In het aanbod van de Phoenix zal in de komende jaren meer aandacht worden geschonken aan Engels, aan burgerschap en aan wetenschap en techniek .
Groepering
De vaste groep is niet langer essentieel. Heterogeniteit en verschillen tussen leerlingen zijn vanzelfsprekende gegevenheden. De leerlijnen die we gaan ontwerpen zijn de leidraad bij het bepalen van het niveau dat door een leerling wordt gerealiseerd. We beginnen met het doorbreken van de jaarklasstructuur in de onderbouw om dan langzamerhand toe te groeien naar een situatie waarin dat geldt in de hele school.
Voor het team is van belang dat we goed samenwerken, van elkaar weten wat we doen (en waarom), en dat we optimaal communiceren.
Evaluatie en toetsing
Het gaat ons om het vinden van een werkwijze waarmee we goed zicht krijgen op de individuele leerroute van de leerlingen in relatie tot leer- en ontwikkelingslijnen. Toetsen moeten dan helpen bij het vaststellen van wat ze al kunnen en wat ze nog moeilijk vinden.
Daarnaast blijven toetsen natuurlijk van belang bij het monitoren van de kwaliteit van de school.

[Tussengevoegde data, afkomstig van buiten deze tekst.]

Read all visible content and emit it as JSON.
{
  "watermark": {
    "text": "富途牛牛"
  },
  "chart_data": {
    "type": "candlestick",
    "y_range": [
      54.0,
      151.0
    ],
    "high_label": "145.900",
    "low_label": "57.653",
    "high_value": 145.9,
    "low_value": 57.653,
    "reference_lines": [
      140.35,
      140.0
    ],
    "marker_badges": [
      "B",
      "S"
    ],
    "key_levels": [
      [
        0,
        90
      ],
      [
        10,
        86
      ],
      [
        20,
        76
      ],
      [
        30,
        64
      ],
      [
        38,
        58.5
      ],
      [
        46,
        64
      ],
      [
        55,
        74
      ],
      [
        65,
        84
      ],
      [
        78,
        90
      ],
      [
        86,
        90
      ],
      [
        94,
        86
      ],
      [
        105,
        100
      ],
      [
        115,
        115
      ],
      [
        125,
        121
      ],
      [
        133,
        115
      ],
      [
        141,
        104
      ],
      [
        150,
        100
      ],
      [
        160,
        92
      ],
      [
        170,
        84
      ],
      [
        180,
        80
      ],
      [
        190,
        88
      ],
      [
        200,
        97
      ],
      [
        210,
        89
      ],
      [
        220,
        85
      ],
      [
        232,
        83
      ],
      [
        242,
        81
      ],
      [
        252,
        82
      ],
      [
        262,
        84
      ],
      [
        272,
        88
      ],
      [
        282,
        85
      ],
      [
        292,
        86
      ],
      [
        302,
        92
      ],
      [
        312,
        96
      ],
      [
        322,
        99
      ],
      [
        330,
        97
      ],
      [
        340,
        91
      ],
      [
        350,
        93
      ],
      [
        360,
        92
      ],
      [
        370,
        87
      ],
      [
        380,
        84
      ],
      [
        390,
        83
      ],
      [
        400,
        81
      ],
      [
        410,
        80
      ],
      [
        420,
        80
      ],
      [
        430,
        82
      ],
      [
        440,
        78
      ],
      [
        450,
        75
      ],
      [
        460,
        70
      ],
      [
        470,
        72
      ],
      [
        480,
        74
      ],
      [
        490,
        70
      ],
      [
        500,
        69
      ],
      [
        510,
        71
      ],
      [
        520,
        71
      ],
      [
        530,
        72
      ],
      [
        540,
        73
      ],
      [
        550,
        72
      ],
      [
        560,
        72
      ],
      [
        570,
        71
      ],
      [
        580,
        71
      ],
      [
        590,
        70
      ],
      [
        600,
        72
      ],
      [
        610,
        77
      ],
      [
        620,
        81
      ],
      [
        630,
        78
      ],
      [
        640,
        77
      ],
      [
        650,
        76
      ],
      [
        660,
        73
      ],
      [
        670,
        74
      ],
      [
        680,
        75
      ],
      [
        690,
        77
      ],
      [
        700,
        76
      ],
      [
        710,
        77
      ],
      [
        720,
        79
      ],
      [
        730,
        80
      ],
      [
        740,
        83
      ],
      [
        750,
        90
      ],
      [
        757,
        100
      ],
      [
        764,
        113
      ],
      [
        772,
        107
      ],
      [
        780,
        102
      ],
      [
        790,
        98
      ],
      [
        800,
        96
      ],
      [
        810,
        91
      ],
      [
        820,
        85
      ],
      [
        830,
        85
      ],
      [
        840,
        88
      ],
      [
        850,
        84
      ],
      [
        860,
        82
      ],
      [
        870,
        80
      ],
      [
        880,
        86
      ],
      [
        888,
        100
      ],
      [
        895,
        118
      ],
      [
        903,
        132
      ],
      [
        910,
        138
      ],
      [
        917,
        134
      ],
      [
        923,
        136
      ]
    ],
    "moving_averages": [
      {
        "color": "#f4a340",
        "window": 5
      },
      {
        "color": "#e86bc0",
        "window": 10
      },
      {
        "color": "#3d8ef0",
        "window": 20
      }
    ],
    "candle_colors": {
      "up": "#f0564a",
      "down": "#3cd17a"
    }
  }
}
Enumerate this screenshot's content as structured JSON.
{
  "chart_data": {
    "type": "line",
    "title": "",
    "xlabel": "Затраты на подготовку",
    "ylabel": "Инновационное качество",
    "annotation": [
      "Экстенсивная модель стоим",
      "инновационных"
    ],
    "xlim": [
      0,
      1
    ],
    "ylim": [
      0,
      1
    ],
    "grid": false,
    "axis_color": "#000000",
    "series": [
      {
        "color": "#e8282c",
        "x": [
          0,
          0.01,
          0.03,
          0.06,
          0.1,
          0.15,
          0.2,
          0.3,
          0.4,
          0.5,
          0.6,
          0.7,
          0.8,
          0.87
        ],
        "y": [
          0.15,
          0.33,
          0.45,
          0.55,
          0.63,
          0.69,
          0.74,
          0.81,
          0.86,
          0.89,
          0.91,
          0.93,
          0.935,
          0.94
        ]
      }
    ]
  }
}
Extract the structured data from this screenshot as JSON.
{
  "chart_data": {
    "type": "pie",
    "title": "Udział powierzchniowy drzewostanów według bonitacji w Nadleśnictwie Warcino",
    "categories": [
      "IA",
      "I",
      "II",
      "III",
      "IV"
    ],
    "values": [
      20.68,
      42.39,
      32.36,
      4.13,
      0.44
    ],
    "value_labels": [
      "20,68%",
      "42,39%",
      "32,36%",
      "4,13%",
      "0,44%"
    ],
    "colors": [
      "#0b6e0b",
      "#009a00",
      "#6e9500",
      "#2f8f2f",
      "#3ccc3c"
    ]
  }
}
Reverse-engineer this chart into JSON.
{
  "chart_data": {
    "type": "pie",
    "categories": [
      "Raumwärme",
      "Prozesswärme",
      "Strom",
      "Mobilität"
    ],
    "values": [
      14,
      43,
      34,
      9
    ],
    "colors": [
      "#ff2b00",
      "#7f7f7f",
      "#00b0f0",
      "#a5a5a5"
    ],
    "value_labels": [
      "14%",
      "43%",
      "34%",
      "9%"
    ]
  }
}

In ons schoolconcept hebben we vastgesteld dat we eigenaarschap van het eigen leerproces van groot belang vinden. Dat kan door meer aandacht te hebben voor vormen van formatief evalueren . We denken dan aan het werken met een portfolio en logboek. Dat zijn middelen die ook kunnen worden ingezet bij het thematisch werken dat we willen ontwikkelen.
Gebruik van tijd
Voorheen werkten we een weekplanning en een daarbij horend lesurenschema voor de hele jaargroep. Dat zijn we al aan het loslaten. Waar we naar toe gaan is een structuur op hoofdlijnen met langere werkperiodes . Leerlingen die een doel niet behaald hebben werken langer door dan leerlingen die de stof sneller beheersen. Voor de laatsten zijn er verdiepende en uitdagende doelen.
Door middel van dag- en weekplanningen wordt er structuur aangebracht. Daarbij wordt gezorgd voor herhaling en verdieping naar gelang een leerling dat nodig heeft.
In de toekomst willen we bereiken dat per leerling helder is wat de onderwijsbehoefte is. Die leggen we dan vast in een dag of weektaak. Het Dalton-model kan daarbij een inspiratie zijn.
Differentiatie
Inherent aan de keuze voor het EDI model in onze didactiek is dat we convergent differentiëren. Het doel geldt voor elke leerling, de weg daar naar toe kan verschillen. We differentiëren in leertijd, in de keuze voor materiaal, in de instructietijd en in het aanbod.
De Phoenix streeft naar het ontwikkelen van talenten bij alle leerlingen. Een idee is te werken met een talentenplein. Dit talentenplein bestaat uit drie Talentorens: Techniek torens, Kunstkabinet en Pittige Plus torens. Alle leerlingen kunnen kennismaken met kunst, wetenschap en techniek. De Pittige Plustorens stimuleren de leerlingen die in een vak een uitdagender aanbod nodig hebben.
Deze gedachte zal de komende tijd nader onderzocht moeten worden. Waar we naar streven is het ontwikkelen van talenten zodat elke leerling zijn of haar competenties kan demonstreren als bijdrage aan ons streven naar kansengelijkheid.